Le blog des Jeunes Radicaux de Gauche
7 oct
Depuis plusieurs années1 , les JRG se battent pour que le gouvernement agisse en faveur de l’accès des étudiants au crédit. Les parlementaires Radicaux de Gauche ont plusieurs fois relayé cet appel2 .
Le recours au prêt étudiant est une mesure pertinente pour permettre à certains jeunes de financer une partie de leurs dépenses estudiantines.
Tout particulièrement ceux dont les parents ne peuvent ni financer leurs enfants, ni fournir de garantie solvable suffisante auprès des banquiers. Car le système actuel dit de prêt étudiant n’en a jamais été un. Derrière l’intitulé se dissimule un prêt onéreux réservé aux parents bénéficiant d’une situation financière confortable.
Agir sur l’accès aux outils bancaires incarne surtout une solution de complément à un système de bourse qui doit rester le pilier de l’aide sociale étudiante. Les JRG seront donc extrêmement vigilants à ce que le système anglais de crédit n’inspire pas le gouvernement. Il s’agit en effet pour les Britanniques d’un système lié à la fin de la gratuité des études et où les prêts ont remplacé les bourses sociales3 . Face à la hausse constante des frais d’inscription en France, l’inquiétude est légitime.
Mais notre déception à l’égard de l’annonce de la réforme du prêt étudiant annoncée par Valérie Pécresse, dépasse notre préoccupation de maintien d’un système qui corrige les inégalités des chances. En effet sur le fond, le projet proposé n’assure en rien l’efficience de ce type de prêt.
Tout d’abord, aucun dispositif n’a été imaginé pour que l’accès au crédit soit de droit pour tous les étudiants et apprentis quelles que soient leurs ressources. La garantie publique n’empêchera t’elle pas une sélection, un filtrage, opéré par les organismes bancaires ? Ensuite, ce prêt n’est pas le crédit à taux 0 que nous réclamions. L’Etat s’engage à le subventionner à 70% via Oséo contre 30% pour les banques et organismes de crédit partenaires. Ces derniers, annoncent des taux variant de 3,5 à 4,5 %….
En outre, il devrait être envisagé un plafonnement du crédit qui varie selon les frais inhérents à l’activité de l’étudiant. Un apprenti parisien peut subir des frais bien plus élevés qu’un étudiant en sciences humaines en région…
Car l’enjeu du remboursement est capital. Les études anglaises montrent qu’il est courant que des jeunes prolongent le remboursement de leur crédit étudiant sur plus de quinze annuités…
Cyril Mourin
Vice Président JRG
1 Notamment « Faire évoluer les conditions d’accès au “crédit étudiant” »- Communiqué JRG décembre 2006 et « Une nouvelle approche sociale l’université » Janvier 2008
2 « Conditions d’accès au crédit des étudiants »Question de Joél Giraud , Février 2008
3 Voir notamment « L’action publique dans les ressources financières étudiantes en France et en Angleterre depuis les années 80 : bourses et prêts » – Mémoire M2 POTEPSE- Paris X Nanterre
4 fév
Suite au communiqué de presse des JRG sur la question du crédit étudiant et à la démarche entreprise par Cyril MOURIN (en charge des relations avec les parlementaires PRG), ci-dessous, une question écrite au Gouvernement effectuée par le Député PRG des Hautes-Alpes, Joel GIRAUD, à l’adresse de Mme la ministre de l’Enseignement supérieur et de la Recherche.

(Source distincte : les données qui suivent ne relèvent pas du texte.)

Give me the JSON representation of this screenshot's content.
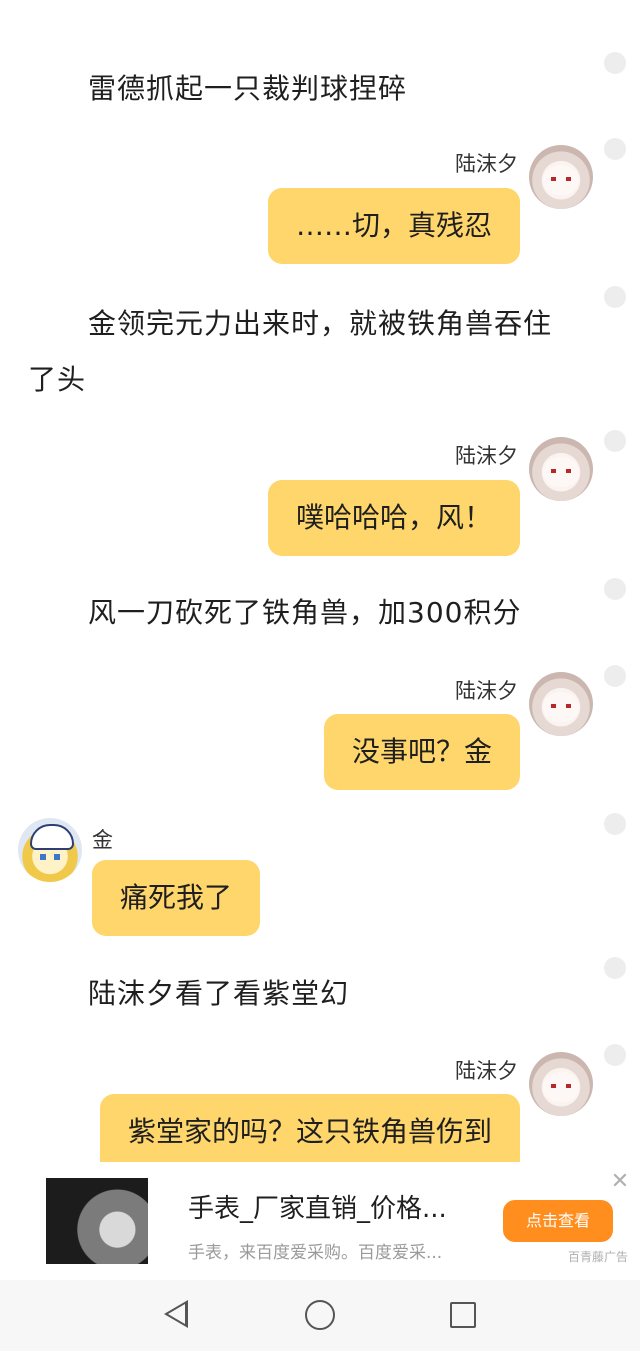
{
  "messages": {
    "n1": "雷德抓起一只裁判球捏碎",
    "m1": {
      "sender": "陆沫夕",
      "text": "……切，真残忍"
    },
    "n2": "金领完元力出来时，就被铁角兽吞住了头",
    "m2": {
      "sender": "陆沫夕",
      "text": "噗哈哈哈，风！"
    },
    "n3": "风一刀砍死了铁角兽，加300积分",
    "m3": {
      "sender": "陆沫夕",
      "text": "没事吧？金"
    },
    "m4": {
      "sender": "金",
      "text": "痛死我了"
    },
    "n4": "陆沫夕看了看紫堂幻",
    "m5": {
      "sender": "陆沫夕",
      "text": "紫堂家的吗？这只铁角兽伤到"
    }
  },
  "ad": {
    "title": "手表_厂家直销_价格...",
    "description": "手表，来百度爱采购。百度爱采...",
    "cta": "点击查看",
    "source": "百青藤广告",
    "close": "✕"
  },
  "icons": {
    "ad_thumb": "wristwatch-image",
    "back": "back-triangle-icon",
    "home": "home-circle-icon",
    "recent": "recent-square-icon"
  },
  "colors": {
    "bubble": "#ffd66b",
    "cta": "#ff8e1f"
  }
}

QUESTION ECRITE AU GOUVERNEMENT
Conditions d’accès au crédit des étudiants.
28 01 2008
Joël GIRAUD attire l’attention de madame le Ministre de l’Enseignement Supérieur et de la Recherche sur les conditions de vie des étudiants et notamment sur les difficultés de leur accès au crédit. En effet, le risque lié à l’incertitude quant à l’obtention d’un emploi conduit les organismes bancaires à une grande prudence et a pour effet que seuls les étudiants les plus fortunés ou pouvant mobiliser les garanties solidaires de leurs parents peuvent avoir accès au crédit. La mise en place de garanties publiques, sur le modèle du système mis en place pour les cautions concernant les logements, permettrait d’apporter rapidement des solutions concrètes. Une concertation élargie devrait permettre de bien prendre en compte la réalité des besoins et de définir les mesures à mettre en œuvre. Il la remercie de lui préciser les intentions du gouvernement sur ce problème.